~95% of the kmer from RNA-seq data failed to match the theoretical kmer profile

JY-Zhou / FreePSI

An alignment-free approach to estimating exon-inclusion ratios without a reference transcriptome

GNU General Public License v3.0

10 stars 2 forks source link

~95% of the kmer from RNA-seq data failed to match the theoretical kmer profile #8

Open ArashDepp opened 2 years ago

ArashDepp commented 2 years ago

Hi.

In my analysis of single end RNA-seq data, ~95% of kmers are discarded for not matching the theoretical kmer profile. Could you please suggest what could be the possible reason for such a low mapping?

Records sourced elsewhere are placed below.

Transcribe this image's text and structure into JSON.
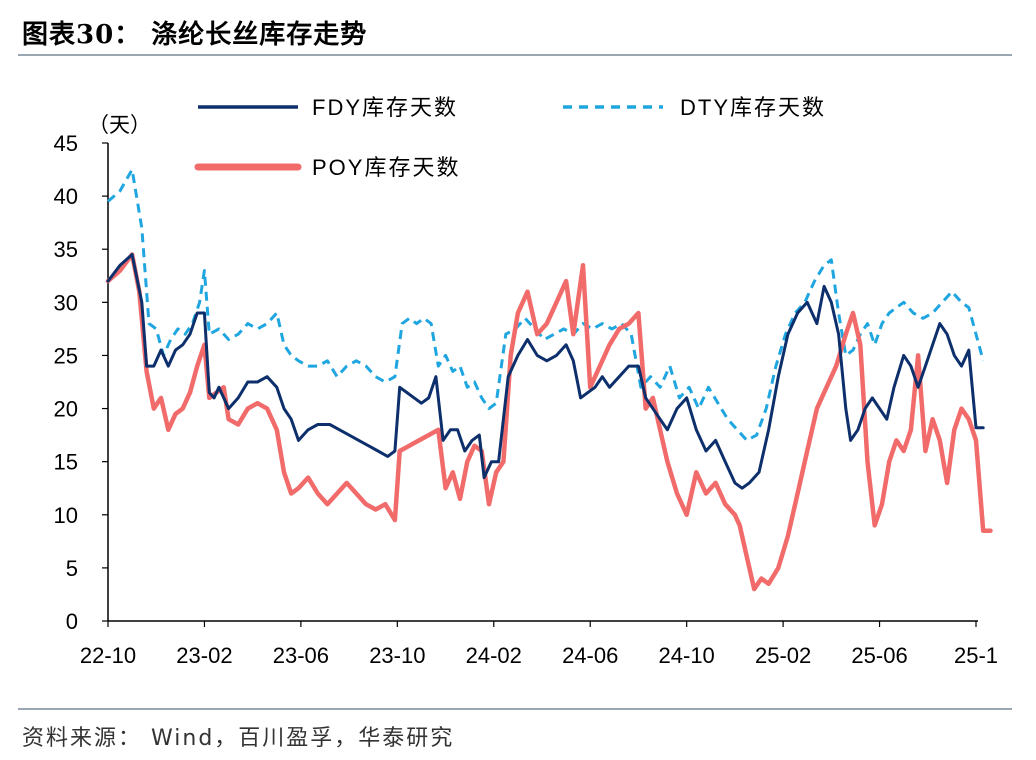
{
  "header": {
    "title": "图表30：  涤纶长丝库存走势"
  },
  "footer": {
    "source": "资料来源： Wind，百川盈孚，华泰研究"
  },
  "chart_data": {
    "type": "line",
    "ylabel": "（天）",
    "ylim": [
      0,
      45
    ],
    "yticks": [
      0,
      5,
      10,
      15,
      20,
      25,
      30,
      35,
      40,
      45
    ],
    "xlim": [
      0,
      36
    ],
    "xticks": [
      {
        "pos": 0,
        "label": "22-10"
      },
      {
        "pos": 4,
        "label": "23-02"
      },
      {
        "pos": 8,
        "label": "23-06"
      },
      {
        "pos": 12,
        "label": "23-10"
      },
      {
        "pos": 16,
        "label": "24-02"
      },
      {
        "pos": 20,
        "label": "24-06"
      },
      {
        "pos": 24,
        "label": "24-10"
      },
      {
        "pos": 28,
        "label": "25-02"
      },
      {
        "pos": 32,
        "label": "25-06"
      },
      {
        "pos": 36,
        "label": "25-1"
      }
    ],
    "legend": "top",
    "grid": false,
    "series": [
      {
        "name": "FDY库存天数",
        "color": "#0d2f6b",
        "style": "solid",
        "points": [
          [
            0,
            32
          ],
          [
            0.5,
            33.5
          ],
          [
            1,
            34.5
          ],
          [
            1.4,
            30
          ],
          [
            1.6,
            24
          ],
          [
            1.9,
            24
          ],
          [
            2.2,
            25.5
          ],
          [
            2.5,
            24
          ],
          [
            2.8,
            25.5
          ],
          [
            3.1,
            26
          ],
          [
            3.4,
            27
          ],
          [
            3.7,
            29
          ],
          [
            4,
            29
          ],
          [
            4.2,
            21.5
          ],
          [
            4.4,
            21
          ],
          [
            4.6,
            22
          ],
          [
            5,
            20
          ],
          [
            5.4,
            21
          ],
          [
            5.8,
            22.5
          ],
          [
            6.2,
            22.5
          ],
          [
            6.6,
            23
          ],
          [
            7,
            22
          ],
          [
            7.3,
            20
          ],
          [
            7.6,
            19
          ],
          [
            7.9,
            17
          ],
          [
            8.3,
            18
          ],
          [
            8.7,
            18.5
          ],
          [
            9.2,
            18.5
          ],
          [
            9.6,
            18
          ],
          [
            10,
            17.5
          ],
          [
            10.4,
            17
          ],
          [
            10.8,
            16.5
          ],
          [
            11.2,
            16
          ],
          [
            11.6,
            15.5
          ],
          [
            11.9,
            16
          ],
          [
            12.1,
            22
          ],
          [
            12.4,
            21.5
          ],
          [
            12.7,
            21
          ],
          [
            13,
            20.5
          ],
          [
            13.3,
            21
          ],
          [
            13.6,
            23
          ],
          [
            13.9,
            17
          ],
          [
            14.2,
            18
          ],
          [
            14.5,
            18
          ],
          [
            14.8,
            16
          ],
          [
            15.1,
            17
          ],
          [
            15.4,
            17.5
          ],
          [
            15.6,
            13.5
          ],
          [
            15.9,
            15
          ],
          [
            16.2,
            15
          ],
          [
            16.6,
            23
          ],
          [
            17,
            25
          ],
          [
            17.4,
            26.5
          ],
          [
            17.8,
            25
          ],
          [
            18.2,
            24.5
          ],
          [
            18.6,
            25
          ],
          [
            19,
            26
          ],
          [
            19.3,
            24.5
          ],
          [
            19.6,
            21
          ],
          [
            19.9,
            21.5
          ],
          [
            20.2,
            22
          ],
          [
            20.5,
            23
          ],
          [
            20.8,
            22
          ],
          [
            21.2,
            23
          ],
          [
            21.6,
            24
          ],
          [
            22,
            24
          ],
          [
            22.3,
            21
          ],
          [
            22.6,
            20
          ],
          [
            22.9,
            19
          ],
          [
            23.2,
            18
          ],
          [
            23.6,
            20
          ],
          [
            24,
            21
          ],
          [
            24.4,
            18
          ],
          [
            24.8,
            16
          ],
          [
            25.2,
            17
          ],
          [
            25.6,
            15
          ],
          [
            26,
            13
          ],
          [
            26.3,
            12.5
          ],
          [
            26.6,
            13
          ],
          [
            27,
            14
          ],
          [
            27.4,
            18
          ],
          [
            27.8,
            23
          ],
          [
            28.2,
            27
          ],
          [
            28.6,
            29
          ],
          [
            29,
            30
          ],
          [
            29.4,
            28
          ],
          [
            29.7,
            31.5
          ],
          [
            30,
            30
          ],
          [
            30.3,
            27
          ],
          [
            30.6,
            20
          ],
          [
            30.8,
            17
          ],
          [
            31.1,
            18
          ],
          [
            31.4,
            20
          ],
          [
            31.7,
            21
          ],
          [
            32,
            20
          ],
          [
            32.3,
            19
          ],
          [
            32.6,
            22
          ],
          [
            33,
            25
          ],
          [
            33.3,
            24
          ],
          [
            33.6,
            22
          ],
          [
            33.9,
            24
          ],
          [
            34.2,
            26
          ],
          [
            34.5,
            28
          ],
          [
            34.8,
            27
          ],
          [
            35.1,
            25
          ],
          [
            35.4,
            24
          ],
          [
            35.7,
            25.5
          ],
          [
            36,
            18.2
          ],
          [
            36.3,
            18.2
          ]
        ]
      },
      {
        "name": "DTY库存天数",
        "color": "#1fa6e0",
        "style": "dashed",
        "points": [
          [
            0,
            39.5
          ],
          [
            0.5,
            40.5
          ],
          [
            1,
            42.5
          ],
          [
            1.4,
            37
          ],
          [
            1.7,
            28
          ],
          [
            2,
            27.5
          ],
          [
            2.3,
            25
          ],
          [
            2.6,
            26.5
          ],
          [
            2.9,
            27.5
          ],
          [
            3.2,
            27
          ],
          [
            3.5,
            28
          ],
          [
            3.8,
            30
          ],
          [
            4,
            33
          ],
          [
            4.2,
            27
          ],
          [
            4.6,
            27.5
          ],
          [
            5,
            26.5
          ],
          [
            5.4,
            27
          ],
          [
            5.8,
            28
          ],
          [
            6.2,
            27.5
          ],
          [
            6.6,
            28
          ],
          [
            7,
            29
          ],
          [
            7.3,
            26
          ],
          [
            7.6,
            25
          ],
          [
            7.9,
            24.5
          ],
          [
            8.3,
            24
          ],
          [
            8.7,
            24
          ],
          [
            9.1,
            24.5
          ],
          [
            9.5,
            23
          ],
          [
            9.9,
            24
          ],
          [
            10.3,
            24.5
          ],
          [
            10.7,
            24
          ],
          [
            11.1,
            23
          ],
          [
            11.5,
            22.5
          ],
          [
            11.9,
            23
          ],
          [
            12.2,
            28
          ],
          [
            12.5,
            28.5
          ],
          [
            12.8,
            28
          ],
          [
            13.1,
            28.5
          ],
          [
            13.4,
            28
          ],
          [
            13.7,
            24
          ],
          [
            14,
            25
          ],
          [
            14.3,
            23.5
          ],
          [
            14.6,
            24
          ],
          [
            14.9,
            22
          ],
          [
            15.2,
            22.5
          ],
          [
            15.5,
            21
          ],
          [
            15.8,
            20
          ],
          [
            16.1,
            20.5
          ],
          [
            16.5,
            27
          ],
          [
            16.9,
            27.5
          ],
          [
            17.3,
            28.5
          ],
          [
            17.7,
            27.5
          ],
          [
            18.1,
            26.5
          ],
          [
            18.5,
            27
          ],
          [
            18.9,
            27.5
          ],
          [
            19.3,
            27
          ],
          [
            19.7,
            28
          ],
          [
            20.1,
            27.5
          ],
          [
            20.5,
            28
          ],
          [
            20.9,
            27.5
          ],
          [
            21.3,
            28
          ],
          [
            21.7,
            27
          ],
          [
            22.1,
            22
          ],
          [
            22.5,
            23
          ],
          [
            22.9,
            22
          ],
          [
            23.3,
            24
          ],
          [
            23.7,
            21
          ],
          [
            24.1,
            22
          ],
          [
            24.5,
            20
          ],
          [
            24.9,
            22
          ],
          [
            25.3,
            20.5
          ],
          [
            25.7,
            19
          ],
          [
            26.1,
            18
          ],
          [
            26.5,
            17
          ],
          [
            26.9,
            17.5
          ],
          [
            27.3,
            20
          ],
          [
            27.7,
            24
          ],
          [
            28.1,
            27
          ],
          [
            28.5,
            29
          ],
          [
            28.9,
            30
          ],
          [
            29.3,
            32
          ],
          [
            29.7,
            33.5
          ],
          [
            30,
            34
          ],
          [
            30.3,
            29
          ],
          [
            30.6,
            25
          ],
          [
            30.9,
            25.5
          ],
          [
            31.2,
            27
          ],
          [
            31.5,
            28
          ],
          [
            31.8,
            26
          ],
          [
            32.1,
            28
          ],
          [
            32.4,
            29
          ],
          [
            32.7,
            29.5
          ],
          [
            33,
            30
          ],
          [
            33.4,
            29
          ],
          [
            33.8,
            28.5
          ],
          [
            34.2,
            29
          ],
          [
            34.6,
            30
          ],
          [
            35,
            31
          ],
          [
            35.4,
            30
          ],
          [
            35.7,
            29.5
          ],
          [
            36,
            27
          ],
          [
            36.3,
            24.5
          ]
        ]
      },
      {
        "name": "POY库存天数",
        "color": "#f26b6b",
        "style": "solid",
        "points": [
          [
            0,
            32
          ],
          [
            0.5,
            33
          ],
          [
            1,
            34.5
          ],
          [
            1.3,
            31
          ],
          [
            1.6,
            23.5
          ],
          [
            1.9,
            20
          ],
          [
            2.2,
            21
          ],
          [
            2.5,
            18
          ],
          [
            2.8,
            19.5
          ],
          [
            3.1,
            20
          ],
          [
            3.4,
            21.5
          ],
          [
            3.7,
            24
          ],
          [
            4,
            26
          ],
          [
            4.2,
            21
          ],
          [
            4.5,
            21.5
          ],
          [
            4.8,
            22
          ],
          [
            5,
            19
          ],
          [
            5.4,
            18.5
          ],
          [
            5.8,
            20
          ],
          [
            6.2,
            20.5
          ],
          [
            6.6,
            20
          ],
          [
            7,
            18
          ],
          [
            7.3,
            14
          ],
          [
            7.6,
            12
          ],
          [
            7.9,
            12.5
          ],
          [
            8.3,
            13.5
          ],
          [
            8.7,
            12
          ],
          [
            9.1,
            11
          ],
          [
            9.5,
            12
          ],
          [
            9.9,
            13
          ],
          [
            10.3,
            12
          ],
          [
            10.7,
            11
          ],
          [
            11.1,
            10.5
          ],
          [
            11.5,
            11
          ],
          [
            11.9,
            9.5
          ],
          [
            12.1,
            16
          ],
          [
            12.5,
            16.5
          ],
          [
            12.9,
            17
          ],
          [
            13.3,
            17.5
          ],
          [
            13.7,
            18
          ],
          [
            14,
            12.5
          ],
          [
            14.3,
            14
          ],
          [
            14.6,
            11.5
          ],
          [
            14.9,
            15
          ],
          [
            15.2,
            16.5
          ],
          [
            15.5,
            16
          ],
          [
            15.8,
            11
          ],
          [
            16.1,
            14
          ],
          [
            16.4,
            15
          ],
          [
            16.7,
            25
          ],
          [
            17,
            29
          ],
          [
            17.4,
            31
          ],
          [
            17.8,
            27
          ],
          [
            18.2,
            28
          ],
          [
            18.6,
            30
          ],
          [
            19,
            32
          ],
          [
            19.3,
            27
          ],
          [
            19.7,
            33.5
          ],
          [
            20,
            22
          ],
          [
            20.4,
            24
          ],
          [
            20.8,
            26
          ],
          [
            21.2,
            27.5
          ],
          [
            21.6,
            28
          ],
          [
            22,
            29
          ],
          [
            22.3,
            20
          ],
          [
            22.6,
            21
          ],
          [
            22.9,
            18
          ],
          [
            23.2,
            15
          ],
          [
            23.6,
            12
          ],
          [
            24,
            10
          ],
          [
            24.4,
            14
          ],
          [
            24.8,
            12
          ],
          [
            25.2,
            13
          ],
          [
            25.6,
            11
          ],
          [
            26,
            10
          ],
          [
            26.2,
            9
          ],
          [
            26.5,
            6
          ],
          [
            26.8,
            3
          ],
          [
            27.1,
            4
          ],
          [
            27.4,
            3.5
          ],
          [
            27.8,
            5
          ],
          [
            28.2,
            8
          ],
          [
            28.6,
            12
          ],
          [
            29,
            16
          ],
          [
            29.4,
            20
          ],
          [
            29.8,
            22
          ],
          [
            30.2,
            24
          ],
          [
            30.6,
            27
          ],
          [
            30.9,
            29
          ],
          [
            31.2,
            26
          ],
          [
            31.5,
            15
          ],
          [
            31.8,
            9
          ],
          [
            32.1,
            11
          ],
          [
            32.4,
            15
          ],
          [
            32.7,
            17
          ],
          [
            33,
            16
          ],
          [
            33.3,
            18
          ],
          [
            33.6,
            25
          ],
          [
            33.9,
            16
          ],
          [
            34.2,
            19
          ],
          [
            34.5,
            17
          ],
          [
            34.8,
            13
          ],
          [
            35.1,
            18
          ],
          [
            35.4,
            20
          ],
          [
            35.7,
            19
          ],
          [
            36,
            17
          ],
          [
            36.3,
            8.5
          ],
          [
            36.6,
            8.5
          ]
        ]
      }
    ]
  }
}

Secondly, how reliable would be the resulting PSI in such cases of low mapping. Here is a snapshot for reference:

Please see the 6th last line in the snap shot to address this.

Thank you

JY-Zhou commented 2 years ago

This is weird, normally the matched k-mers should be reserved at least 80% (in the example case it reserved 95%). One possible reason is that the length of k is inconsistent throughout the process. FreePSI uses Jellyfish to count k-mers in reads (see this script), and the k used in Jellyfish should be equal to the k used in the build or quant step in FreePSI. Also, the strand of reads should also be considered when preprocessing reads.